B‐lymphocyte suppression in multiple myeloma is a reversible phenomenon specific to normal B‐cell progenitors and plasma cell precursors

Abstract

The reduced levels of normal immunoglobulin in patients with myeloma may be due to suppression of normal B‐cell differentiation. However, reports on the numbers of B cells vary, with some finding decreases consistent with immunoparesis, and others reporting expansions of phenotypically aberrant cells. We have therefore assessed the phenotype and levels of B lymphocytes in patients at presentation (n = 23), in plateau or complete remission (PB n = 42, BM n = 18), and in relapse (PB n = 17, BM n = 14), in comparison to normal individuals (n = 10). Phenotypic analysis was performed using five‐parameter flow cytometry, with CD14 used to exclude monocytes where necessary.We found no evidence of a phenotypically distinctive blood or marrow B‐cell population in patients with myeloma, nor of an increase in the levels of any B‐cell subset. Numbers of blood CD19⁺38⁺ normal plasma cell precursors were significantly reduced in presentation/relapse patients, but not in patients in plateau/remission.

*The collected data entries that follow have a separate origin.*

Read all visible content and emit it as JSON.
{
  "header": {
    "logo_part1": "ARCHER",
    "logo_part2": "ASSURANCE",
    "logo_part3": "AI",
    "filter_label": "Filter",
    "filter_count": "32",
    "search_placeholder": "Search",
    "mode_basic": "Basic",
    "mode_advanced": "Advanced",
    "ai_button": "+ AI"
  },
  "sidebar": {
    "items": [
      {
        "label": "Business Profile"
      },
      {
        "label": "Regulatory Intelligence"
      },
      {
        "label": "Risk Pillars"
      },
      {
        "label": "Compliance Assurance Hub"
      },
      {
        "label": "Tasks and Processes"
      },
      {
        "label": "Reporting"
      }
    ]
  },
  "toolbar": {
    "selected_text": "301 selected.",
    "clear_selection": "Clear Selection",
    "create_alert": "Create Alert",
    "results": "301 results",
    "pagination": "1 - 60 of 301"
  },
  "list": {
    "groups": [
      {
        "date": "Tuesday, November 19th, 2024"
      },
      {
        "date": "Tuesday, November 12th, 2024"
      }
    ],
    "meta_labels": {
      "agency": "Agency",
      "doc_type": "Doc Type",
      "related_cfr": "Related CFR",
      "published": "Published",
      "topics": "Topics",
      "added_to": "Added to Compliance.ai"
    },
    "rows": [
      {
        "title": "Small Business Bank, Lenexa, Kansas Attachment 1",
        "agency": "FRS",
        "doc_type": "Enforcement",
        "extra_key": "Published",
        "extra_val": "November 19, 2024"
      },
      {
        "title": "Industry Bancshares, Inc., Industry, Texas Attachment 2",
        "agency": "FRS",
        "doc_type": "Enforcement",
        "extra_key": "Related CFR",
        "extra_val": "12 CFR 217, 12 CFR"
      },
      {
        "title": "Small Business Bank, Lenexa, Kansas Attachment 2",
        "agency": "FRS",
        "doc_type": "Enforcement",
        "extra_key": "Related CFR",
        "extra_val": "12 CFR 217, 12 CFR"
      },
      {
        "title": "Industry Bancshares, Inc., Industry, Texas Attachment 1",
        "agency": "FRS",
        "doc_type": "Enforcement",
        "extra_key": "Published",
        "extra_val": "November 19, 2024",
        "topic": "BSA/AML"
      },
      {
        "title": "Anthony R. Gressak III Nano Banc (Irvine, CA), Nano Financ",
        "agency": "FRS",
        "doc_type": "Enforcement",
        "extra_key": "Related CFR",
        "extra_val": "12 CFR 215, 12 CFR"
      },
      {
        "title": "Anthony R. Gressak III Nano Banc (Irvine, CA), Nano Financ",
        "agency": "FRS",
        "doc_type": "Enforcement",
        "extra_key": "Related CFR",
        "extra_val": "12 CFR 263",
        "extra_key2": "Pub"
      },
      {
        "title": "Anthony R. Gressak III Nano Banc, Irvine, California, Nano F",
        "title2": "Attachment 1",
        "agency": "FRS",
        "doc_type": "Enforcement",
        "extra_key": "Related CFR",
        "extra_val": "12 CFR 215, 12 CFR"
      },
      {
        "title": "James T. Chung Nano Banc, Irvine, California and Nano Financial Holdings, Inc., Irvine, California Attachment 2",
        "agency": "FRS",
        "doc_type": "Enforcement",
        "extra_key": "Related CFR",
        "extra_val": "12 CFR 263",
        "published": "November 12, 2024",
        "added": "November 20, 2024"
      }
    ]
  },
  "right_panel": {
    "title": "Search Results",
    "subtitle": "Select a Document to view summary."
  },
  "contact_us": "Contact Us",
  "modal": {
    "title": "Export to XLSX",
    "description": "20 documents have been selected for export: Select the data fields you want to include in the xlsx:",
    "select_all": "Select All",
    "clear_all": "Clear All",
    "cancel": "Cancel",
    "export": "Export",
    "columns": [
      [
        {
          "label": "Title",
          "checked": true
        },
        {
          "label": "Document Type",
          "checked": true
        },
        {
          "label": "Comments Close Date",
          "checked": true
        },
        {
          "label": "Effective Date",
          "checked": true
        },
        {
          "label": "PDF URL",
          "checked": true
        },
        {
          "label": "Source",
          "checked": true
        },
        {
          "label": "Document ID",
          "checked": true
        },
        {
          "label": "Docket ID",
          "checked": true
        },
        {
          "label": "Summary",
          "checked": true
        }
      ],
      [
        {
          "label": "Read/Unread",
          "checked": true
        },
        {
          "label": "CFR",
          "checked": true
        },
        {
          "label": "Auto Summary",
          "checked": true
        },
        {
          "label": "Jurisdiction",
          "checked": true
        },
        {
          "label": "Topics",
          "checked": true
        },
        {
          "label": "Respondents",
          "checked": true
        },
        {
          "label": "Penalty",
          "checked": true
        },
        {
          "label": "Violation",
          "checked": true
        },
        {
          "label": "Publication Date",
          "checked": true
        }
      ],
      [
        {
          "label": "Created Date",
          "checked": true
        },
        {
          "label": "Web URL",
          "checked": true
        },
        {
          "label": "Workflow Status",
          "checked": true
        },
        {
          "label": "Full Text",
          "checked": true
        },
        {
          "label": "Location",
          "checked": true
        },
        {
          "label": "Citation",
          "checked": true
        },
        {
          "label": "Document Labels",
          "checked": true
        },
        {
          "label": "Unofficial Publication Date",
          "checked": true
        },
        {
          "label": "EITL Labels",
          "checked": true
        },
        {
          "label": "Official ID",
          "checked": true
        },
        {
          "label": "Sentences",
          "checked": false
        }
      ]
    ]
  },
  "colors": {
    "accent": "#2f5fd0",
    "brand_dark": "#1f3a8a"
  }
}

Total CD19⁺ cells were significantly reduced only in patients with circulating myeloma cells, detected by IgH‐PCR. In the marrow, CD19⁺ B cells expressing CD5, CD10, CD34, CD38, CD45^low and Syndecan‐1 were significantly decreased at presentation/relapse, but not in patients in plateau/remission. The majority of these antigens are expressed by normal B‐cell progenitors, indicating that myeloma also affects the early stages of B‐cell development. The suppression of progenitor cells was not restricted to B‐lymphoid differentiation, as total CD34⁺ cells were also significantly reduced in the marrow of myeloma patients at presentation.These results indicate that, if neoplastic B cells are present in myeloma, they are low in number and have a phenotype similar to their normal counterparts. Furthermore, there is a reversible suppression of CD19⁺ B lymphocytes that correlates inversely with disease stage, and specifically affects the early and late stages of normal B‐cell differentiation.